I’m fully aware that I’m throwing a book with a heavy subject matter at you guys even thou I’ve said I wanted to keep this blog chill. That’s the way literature is. You take the light stuff with the heavy. The Boy From the Basement by Susan Shaw is one of the heavy ones.
The world Charlie knows is the basement of his house. He’s there because he’s been bad and Father put him there until he’s ready. One night Charlie goes outside to pee and locks himself out of the house. After fainting, he finds himself in a hospital and in a new house with a stranger. Charlie is certain this should not be happening or else father will get mad. Not to mention the spider is always watching him.
This is a book told from the POV of the kid. That’s actually a great idea since what better way to see the damage done from abuse than by the abused. This can, however, go wrong in so many different ways. Shaw actually treats this topic with the respect and delicacy it deserves. We get an abused kid who does show signs of being abused both physically (bad shoulder) and mentally (the spider.)

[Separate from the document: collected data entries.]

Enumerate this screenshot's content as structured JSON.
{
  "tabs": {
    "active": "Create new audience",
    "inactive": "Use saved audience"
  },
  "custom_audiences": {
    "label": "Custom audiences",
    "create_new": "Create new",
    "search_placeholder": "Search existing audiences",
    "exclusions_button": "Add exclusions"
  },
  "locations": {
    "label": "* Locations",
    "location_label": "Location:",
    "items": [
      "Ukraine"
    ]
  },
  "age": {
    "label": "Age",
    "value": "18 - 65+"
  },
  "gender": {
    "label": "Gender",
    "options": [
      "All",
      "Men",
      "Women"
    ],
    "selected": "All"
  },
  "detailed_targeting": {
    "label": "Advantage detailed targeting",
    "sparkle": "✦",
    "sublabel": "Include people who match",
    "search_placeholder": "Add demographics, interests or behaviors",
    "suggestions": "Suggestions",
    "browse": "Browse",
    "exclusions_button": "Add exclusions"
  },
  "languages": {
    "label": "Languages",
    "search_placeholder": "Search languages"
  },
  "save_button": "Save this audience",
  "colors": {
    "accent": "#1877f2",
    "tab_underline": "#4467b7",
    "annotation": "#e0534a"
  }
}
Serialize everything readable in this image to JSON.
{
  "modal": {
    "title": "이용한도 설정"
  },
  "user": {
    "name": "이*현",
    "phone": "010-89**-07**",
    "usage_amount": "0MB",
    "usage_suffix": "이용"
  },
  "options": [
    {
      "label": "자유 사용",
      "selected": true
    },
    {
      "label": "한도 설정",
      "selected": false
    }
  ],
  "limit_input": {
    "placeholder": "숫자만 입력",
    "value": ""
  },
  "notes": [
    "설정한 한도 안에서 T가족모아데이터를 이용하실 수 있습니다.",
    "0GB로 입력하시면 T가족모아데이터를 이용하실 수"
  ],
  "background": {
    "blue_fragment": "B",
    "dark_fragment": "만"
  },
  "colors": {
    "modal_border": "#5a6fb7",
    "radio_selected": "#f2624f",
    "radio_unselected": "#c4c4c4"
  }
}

Let’s talk about the spider for a second. I’m no psychologist, but I think the spider represents Charlie’s dad. You see, every time Charlie sees the spider he feels afraid. Not to mention it makes an “ihmmm” sound. The idea that his dad is constantly watching him is part of the abuse. Charlie’s dad has ingrained into his head that every movement he makes is wrong and the only right things to do are what does not make dad mad.
Of course, the book isn’t perfect. You see, we never really find out what Charlie did except he played outdoors in the rain and got the house dirty. Maybe? Also, the big scene near the end (won’t spoil it) seems a bit too unrealistic.
The Boy From the Basement is a rather good book about an abused kid. There are some problems that keep this book from being great, but it is worth looking at for the curious.